I posit that straightforward maximizers are rare in the multiverse, and that most evolved or learned agents are better described by some other abstraction.
If not utility functions, then what?
If we accept for the time being that utility functions are a warped abstraction for most agents, what might a better abstraction be?
I don’t know. I’m writing this post in the hopes that others will think about this question and perhaps come up with productive alternative formulations.
I’ll post some of my half-baked thoughts on this question shortly.
I’ve long been somewhat skeptical that utility functions are the right abstraction.
My argument is also rather handwavy, being something like “this is the wrong abstraction for how agents actually function, so even if you can always construct a utility function and say some interesting things about its properties, it doesn’t tell you the thing you need to know to understand and predict how an agent will behave”. In my mind I liken it to the state of trying to code in functional programming languages on modern computers: you can do it, but you’re also fighting an uphill battle against the way the computer is physically implemented, so don’t be surprised if things get confusing.

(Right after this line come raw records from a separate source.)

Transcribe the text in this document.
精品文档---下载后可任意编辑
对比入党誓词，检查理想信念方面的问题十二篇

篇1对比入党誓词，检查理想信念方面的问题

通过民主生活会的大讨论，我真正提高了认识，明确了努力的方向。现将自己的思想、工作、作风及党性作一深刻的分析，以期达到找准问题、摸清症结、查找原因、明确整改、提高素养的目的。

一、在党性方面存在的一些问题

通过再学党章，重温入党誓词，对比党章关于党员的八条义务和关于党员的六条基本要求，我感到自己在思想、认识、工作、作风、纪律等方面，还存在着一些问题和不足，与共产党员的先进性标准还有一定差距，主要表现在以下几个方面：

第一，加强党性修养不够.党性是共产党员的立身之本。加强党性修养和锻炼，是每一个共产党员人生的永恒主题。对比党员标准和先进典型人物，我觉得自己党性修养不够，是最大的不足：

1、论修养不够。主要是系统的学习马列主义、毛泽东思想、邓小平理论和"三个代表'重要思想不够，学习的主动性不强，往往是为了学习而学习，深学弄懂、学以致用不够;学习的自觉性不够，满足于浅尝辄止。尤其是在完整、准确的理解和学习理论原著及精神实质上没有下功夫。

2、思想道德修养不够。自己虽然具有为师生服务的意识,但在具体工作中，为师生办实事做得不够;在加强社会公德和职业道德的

And much like in the utility function case, people still program in functional languages because of the benefits they confer. I think the same is true of utility functions: they confer some big benefits when trying to reason about certain problems, so we accept the tradeoffs of using them. I think that’s fine so long as we have a morphism to other abstractions that will work better for understanding the things that utility functions obscure.
Utility functions are especially problematic in modeling behaviour for agents with bounded rationality, or those where there are costs of reasoning. These include every physically realizable agent.
For modelling human behaviour, even considering the ideals of what we would like human behaviour to achieve, there are even worse problems. We can hope that there is some utility function consistent with the behaviour we’re modelling and just ignore cases where there isn’t, but that doesn’t seem satisfactory either.
‘Or you will leave money on the table.’
You rotated ‘different’ and ‘between’. (Or a serious of rotations isomorphic to such.)